In caso di incendio si ha anche una notevole produzione di anidride carbonica. E' meno pericolosa del monossido di carbonio (da non sottovalutare anche l'effetto che determina la sua emissione sull'ambiente) e può provocare come principale effetto tossico l'innalzamento della frequenza respiratoria e a volte, nei casi più gravi, la morte. La parte del sistema nervoso centrale deputata al controllo della respirazione è estremamente sensibile al tasso di anidride carbonica presente nel sangue. Qualsiasi attività fisiologica comporta dispendio energetico per l'organismo con un maggior consumo di ossigeno e un'aumentata produzione di anidride carbonica da parte dei tessuti interessati. Quando il tasso di ossigeno nel sangue diminuisce e aumenta quello dell'anidride carbonica, si attivano i centri encefalici che determinano l'aumento della frequenza respiratoria. Questo processo favorisce una maggiore ossigenazione del sangue e nello stesso tempo una maggiore eliminazione di anidride carbonica. Quando nell'aria c'è poco ossigeno e il tasso di anidride carbonica è elevato, l'aumento della respirazione produce l'effetto opposto. L'anidride carbonica nel sangue invece di diminuire aumenta ulteriormente e, di conseguenza, si crea un meccanismo per cui l'aumento della frequenza cardio-respiratoria determina una sempre più grave insufficienza respiratoria che conduce inevitabilmente all'edema polmonare e alla morte. Il comportamento nei confronti dell'azione tossica dell'anidride carbonica è variabile da individuo ad individuo cosicché alcuni si dimostrano più resistenti di altri. Indicativamente una concentrazione del 2% aumenta la frequenza respiratoria nel 50% delle persone che può arrivare fino al 100% con concentrazioni del 3%. I primi sintomi di intossicazione, con comparsa di cefalea e stato confusionale, si notano generalmente quando si supera il 5%. Oltre il 10% si può avere perdita di conoscenza e se il periodo di permanenza del soggetto in queste condizioni supera i 10-15 minuti si possono avere danni irreversibili che portano alla morte. Un altro problema non trascurabile durante un incendio riguarda le emissioni di fumi densi e opachi sviluppati dai cavi di tipo standard quando bruciano. In pochissimo tempo l'ambiente viene oscurato limitando le possibilità di fuga e ostacolando l'opera delle squadre di soccorso (fig. 8).

Fig. 8 – In pochi minuti i fumi densi e opachi, emessi durante un incendio dai cavi che bruciano, riducono la visibilità ostacolando il raggiungimento delle vie d'uscita.

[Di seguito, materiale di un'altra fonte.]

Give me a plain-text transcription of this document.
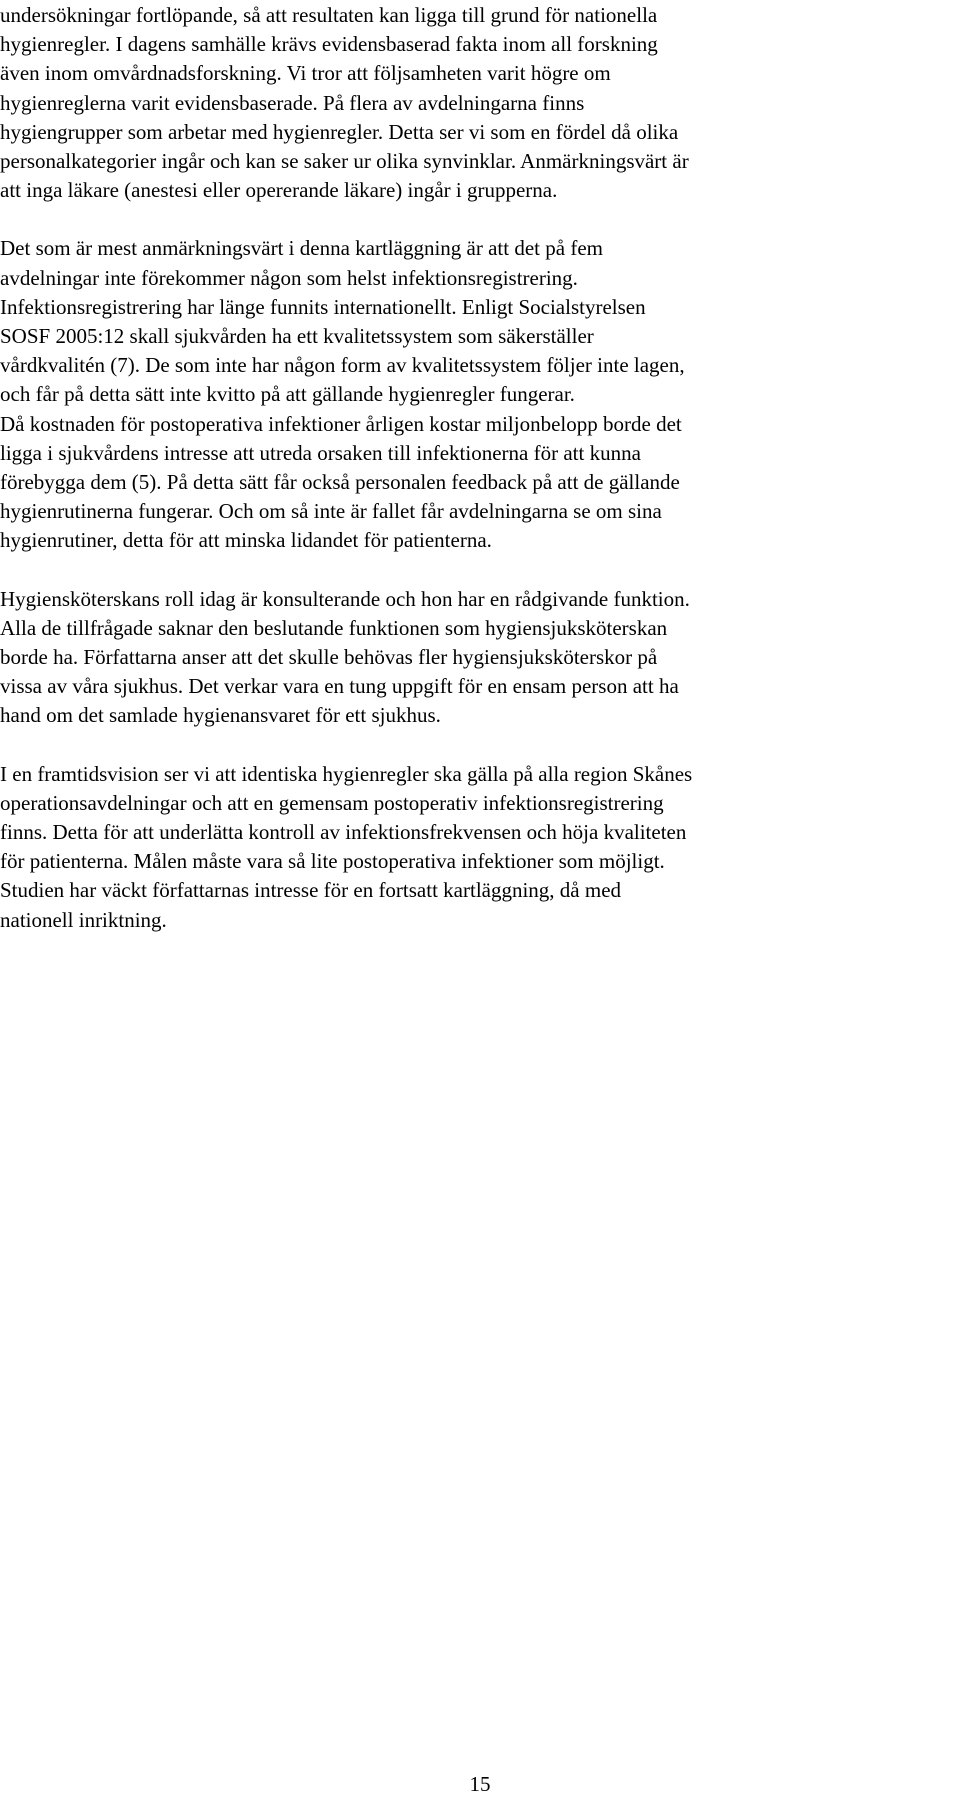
undersökningar fortlöpande, så att resultaten kan ligga till grund för nationella
hygienregler. I dagens samhälle krävs evidensbaserad fakta inom all forskning
även inom omvårdnadsforskning. Vi tror att följsamheten varit högre om
hygienreglerna varit evidensbaserade. På flera av avdelningarna finns
hygiengrupper som arbetar med hygienregler. Detta ser vi som en fördel då olika
personalkategorier ingår och kan se saker ur olika synvinklar. Anmärkningsvärt är
att inga läkare (anestesi eller opererande läkare) ingår i grupperna.

Det som är mest anmärkningsvärt i denna kartläggning är att det på fem
avdelningar inte förekommer någon som helst infektionsregistrering.
Infektionsregistrering har länge funnits internationellt. Enligt Socialstyrelsen
SOSF 2005:12 skall sjukvården ha ett kvalitetssystem som säkerställer
vårdkvalitén (7). De som inte har någon form av kvalitetssystem följer inte lagen,
och får på detta sätt inte kvitto på att gällande hygienregler fungerar.
Då kostnaden för postoperativa infektioner årligen kostar miljonbelopp borde det
ligga i sjukvårdens intresse att utreda orsaken till infektionerna för att kunna
förebygga dem (5). På detta sätt får också personalen feedback på att de gällande
hygienrutinerna fungerar. Och om så inte är fallet får avdelningarna se om sina
hygienrutiner, detta för att minska lidandet för patienterna.

Hygiensköterskans roll idag är konsulterande och hon har en rådgivande funktion.
Alla de tillfrågade saknar den beslutande funktionen som hygiensjuksköterskan
borde ha. Författarna anser att det skulle behövas fler hygiensjuksköterskor på
vissa av våra sjukhus. Det verkar vara en tung uppgift för en ensam person att ha
hand om det samlade hygienansvaret för ett sjukhus.

I en framtidsvision ser vi att identiska hygienregler ska gälla på alla region Skånes
operationsavdelningar och att en gemensam postoperativ infektionsregistrering
finns. Detta för att underlätta kontroll av infektionsfrekvensen och höja kvaliteten
för patienterna. Målen måste vara så lite postoperativa infektioner som möjligt.
Studien har väckt författarnas intresse för en fortsatt kartläggning, då med
nationell inriktning.

15
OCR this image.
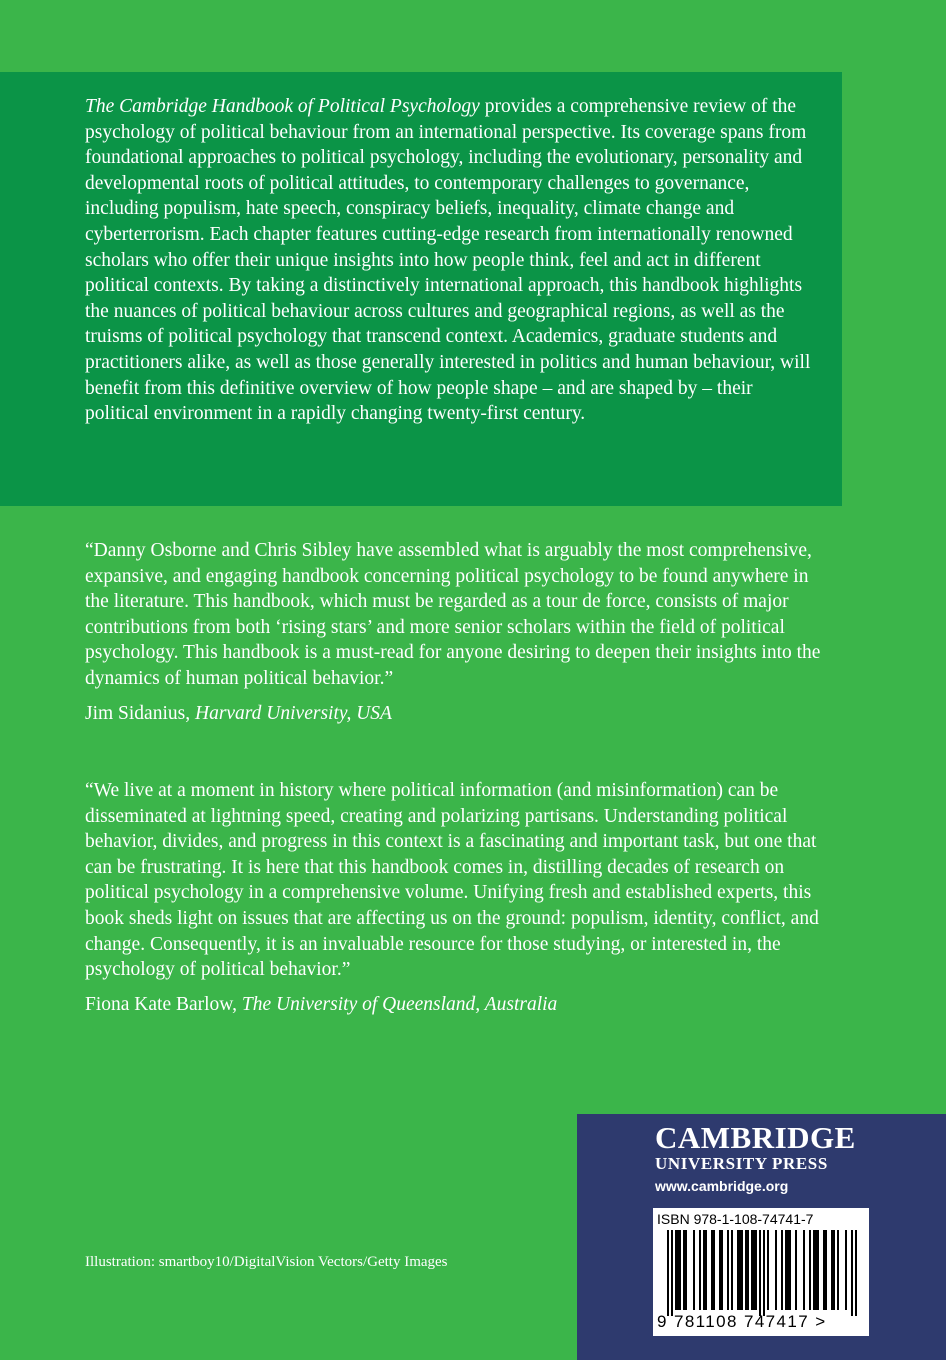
The Cambridge Handbook of Political Psychology provides a comprehensive review of the psychology of political behaviour from an international perspective. Its coverage spans from foundational approaches to political psychology, including the evolutionary, personality and developmental roots of political attitudes, to contemporary challenges to governance, including populism, hate speech, conspiracy beliefs, inequality, climate change and cyberterrorism. Each chapter features cutting-edge research from internationally renowned scholars who offer their unique insights into how people think, feel and act in different political contexts. By taking a distinctively international approach, this handbook highlights the nuances of political behaviour across cultures and geographical regions, as well as the truisms of political psychology that transcend context. Academics, graduate students and practitioners alike, as well as those generally interested in politics and human behaviour, will benefit from this definitive overview of how people shape – and are shaped by – their political environment in a rapidly changing twenty-first century.

“Danny Osborne and Chris Sibley have assembled what is arguably the most comprehensive, expansive, and engaging handbook concerning political psychology to be found anywhere in the literature. This handbook, which must be regarded as a tour de force, consists of major contributions from both ‘rising stars’ and more senior scholars within the field of political psychology. This handbook is a must-read for anyone desiring to deepen their insights into the dynamics of human political behavior.”

Jim Sidanius, Harvard University, USA

“We live at a moment in history where political information (and misinformation) can be disseminated at lightning speed, creating and polarizing partisans. Understanding political behavior, divides, and progress in this context is a fascinating and important task, but one that can be frustrating. It is here that this handbook comes in, distilling decades of research on political psychology in a comprehensive volume. Unifying fresh and established experts, this book sheds light on issues that are affecting us on the ground: populism, identity, conflict, and change. Consequently, it is an invaluable resource for those studying, or interested in, the psychology of political behavior.”

Fiona Kate Barlow, The University of Queensland, Australia

Illustration: smartboy10/DigitalVision Vectors/Getty Images
CAMBRIDGE
UNIVERSITY PRESS
www.cambridge.org
ISBN 978-1-108-74741-7
9 781108 747417 >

In alcuni luoghi di installazione tutte queste problematiche non possono essere trascurate e per risolvere in modo soddisfacente le diverse situazioni impiantistiche si deve ricorrere ad un particolare tipo di cavi a ridotta emissione di gas e fumi opachi denominato LS0H acronimo dell'inglese “Low Smoke Zero Halogen” che tradotto significa “ basso fumo zero alogeni”

 3. I cavi LS0H

Da quanto detto si capisce quanto sia importante incidere drasticamente sulla limitazione delle emissioni che dipendono dai cavi, in particolar modo quando questi costituiscono un volume considerevole di materiale combustibile. I cavi LS0H rispondono bene a queste necessità e recenti ed innovative tecniche di produzione hanno permesso negli ultimi anni di produrre cavi sempre più sicuri e nello stesso tempo a basso impatto ambientale. Questo tipo di cavi associa alla caratteristica di non propagazione dell'incendio anche quella dell'emissione di fumi trasparenti e poco nocivi. Rispetto ai cavi di tipo tradizionale sono privi di alogeni (fig. 9) e a contatto col fuoco bruciano emettendo quantità non significative di monossido di carbonio (fig. 10) e di fumi densi e opachi (fig. 11).

 

Fig. 9 – Confronto fra le emissioni in parti per milione (3) di alogeni di cavi standard e a bassissima emissione LS0H

 

Fig. 10 – Confronto fra le emissioni in parti per milione (3) di monossido di carbonio di cavi standard e a bassissima emissione LS0H

 

Fig. 11 – Confronto fra le emissioni di fumi densi e opachi di cavi standard e a bassissima emissione LS0H

(3La concentrazione dei tossici nell'aria può essere espressa in volume ( parti per milioni “ppm” ), in peso ( mg/m 3 di aria ), o con indice numerico ( particelle/cm 3 ); l'ultima espressione è valida soltanto per le polveri mentre l'indice di volume o in peso può essere adottato sia per le polveri che per le sostanze gassose.